Severe acute respiratory syndrome coronavirus nsp1 suppresses host gene expression, including that of type I interferon, in infected cells

Krishna Narayanan, Cheng Huang, Kumari Lokugamage, Wataru Kamitani, Tetsuro Ikegami, Chien-Te K Tseng, Shinji Makino
Journal of Virology 2008, 82 (9): 4471-9
The severe acute respiratory syndrome coronavirus (SARS-CoV) nsp1 protein has unique biological functions that have not been described in the viral proteins of any RNA viruses; expressed SARS-CoV nsp1 protein has been found to suppress host gene expression by promoting host mRNA degradation and inhibiting translation. We generated an nsp1 mutant (nsp1-mt) that neither promoted host mRNA degradation nor suppressed host protein synthesis in expressing cells. Both a SARS-CoV mutant virus, encoding the nsp1-mt protein (SARS-CoV-mt), and a wild-type virus (SARS-CoV-WT) replicated efficiently and exhibited similar one-step growth kinetics in susceptible cells.
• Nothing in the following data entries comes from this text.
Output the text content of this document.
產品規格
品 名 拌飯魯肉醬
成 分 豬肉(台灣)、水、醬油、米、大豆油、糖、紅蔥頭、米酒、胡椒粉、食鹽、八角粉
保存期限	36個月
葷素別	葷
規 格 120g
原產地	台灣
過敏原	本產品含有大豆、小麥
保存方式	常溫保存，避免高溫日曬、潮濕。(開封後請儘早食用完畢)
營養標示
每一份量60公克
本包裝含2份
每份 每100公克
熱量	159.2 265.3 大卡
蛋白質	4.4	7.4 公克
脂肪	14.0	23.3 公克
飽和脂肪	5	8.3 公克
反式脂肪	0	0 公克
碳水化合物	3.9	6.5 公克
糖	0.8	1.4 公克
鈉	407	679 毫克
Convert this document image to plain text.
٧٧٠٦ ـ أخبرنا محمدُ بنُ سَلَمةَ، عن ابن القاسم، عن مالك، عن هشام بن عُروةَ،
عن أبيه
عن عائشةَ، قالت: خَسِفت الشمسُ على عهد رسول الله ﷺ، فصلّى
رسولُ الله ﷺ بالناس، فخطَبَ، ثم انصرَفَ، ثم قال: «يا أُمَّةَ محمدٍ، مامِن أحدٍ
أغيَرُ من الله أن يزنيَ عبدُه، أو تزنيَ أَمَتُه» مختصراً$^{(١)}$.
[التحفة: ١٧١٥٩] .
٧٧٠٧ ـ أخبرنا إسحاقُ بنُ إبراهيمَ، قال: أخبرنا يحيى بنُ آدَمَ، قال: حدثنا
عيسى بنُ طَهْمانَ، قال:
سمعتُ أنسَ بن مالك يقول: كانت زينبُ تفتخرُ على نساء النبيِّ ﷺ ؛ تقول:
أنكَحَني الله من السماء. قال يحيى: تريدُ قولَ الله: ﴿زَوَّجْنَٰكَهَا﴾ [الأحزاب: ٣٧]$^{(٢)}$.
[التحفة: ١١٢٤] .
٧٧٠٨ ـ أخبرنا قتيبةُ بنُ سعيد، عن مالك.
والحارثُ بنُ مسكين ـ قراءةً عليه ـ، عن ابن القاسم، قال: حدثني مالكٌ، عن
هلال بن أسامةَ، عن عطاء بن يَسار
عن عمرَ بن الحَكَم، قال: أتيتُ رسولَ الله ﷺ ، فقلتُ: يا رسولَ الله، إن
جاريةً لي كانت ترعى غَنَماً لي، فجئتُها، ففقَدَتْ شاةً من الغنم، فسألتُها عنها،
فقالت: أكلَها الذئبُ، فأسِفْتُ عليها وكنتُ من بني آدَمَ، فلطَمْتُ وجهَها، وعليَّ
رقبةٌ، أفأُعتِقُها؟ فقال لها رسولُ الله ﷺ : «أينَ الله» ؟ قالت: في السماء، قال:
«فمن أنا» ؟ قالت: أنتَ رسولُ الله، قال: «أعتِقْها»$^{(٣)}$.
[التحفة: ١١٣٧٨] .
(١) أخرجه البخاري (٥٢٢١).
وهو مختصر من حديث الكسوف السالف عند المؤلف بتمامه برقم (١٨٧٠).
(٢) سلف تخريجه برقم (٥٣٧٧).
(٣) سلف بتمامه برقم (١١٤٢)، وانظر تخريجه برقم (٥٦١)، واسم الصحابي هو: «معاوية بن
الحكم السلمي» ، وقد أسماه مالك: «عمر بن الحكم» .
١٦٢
Both viruses accumulated similar amounts of virus-specific mRNAs and nsp1 protein in infected cells, whereas the amounts of endogenous host mRNAs were clearly higher in SARS-CoV-mt-infected cells than in SARS-CoV-WT-infected cells, in both the presence and absence of actinomycin D. Further, SARS-CoV-WT replication strongly inhibited host protein synthesis, whereas host protein synthesis inhibition in SARS-CoV-mt-infected cells was not as efficient as in SARS-CoV-WT-infected cells. These data revealed that nsp1 indeed promoted host mRNA degradation and contributed to host protein translation inhibition in infected cells. Notably, SARS-CoV-mt infection, but not SARS-CoV-WT infection, induced high levels of beta interferon (IFN) mRNA accumulation and high titers of type I IFN production. These data demonstrated that SARS-CoV nsp1 suppressed host innate immune functions, including type I IFN expression, in infected cells and suggested that SARS-CoV nsp1 most probably plays a critical role in SARS-CoV virulence.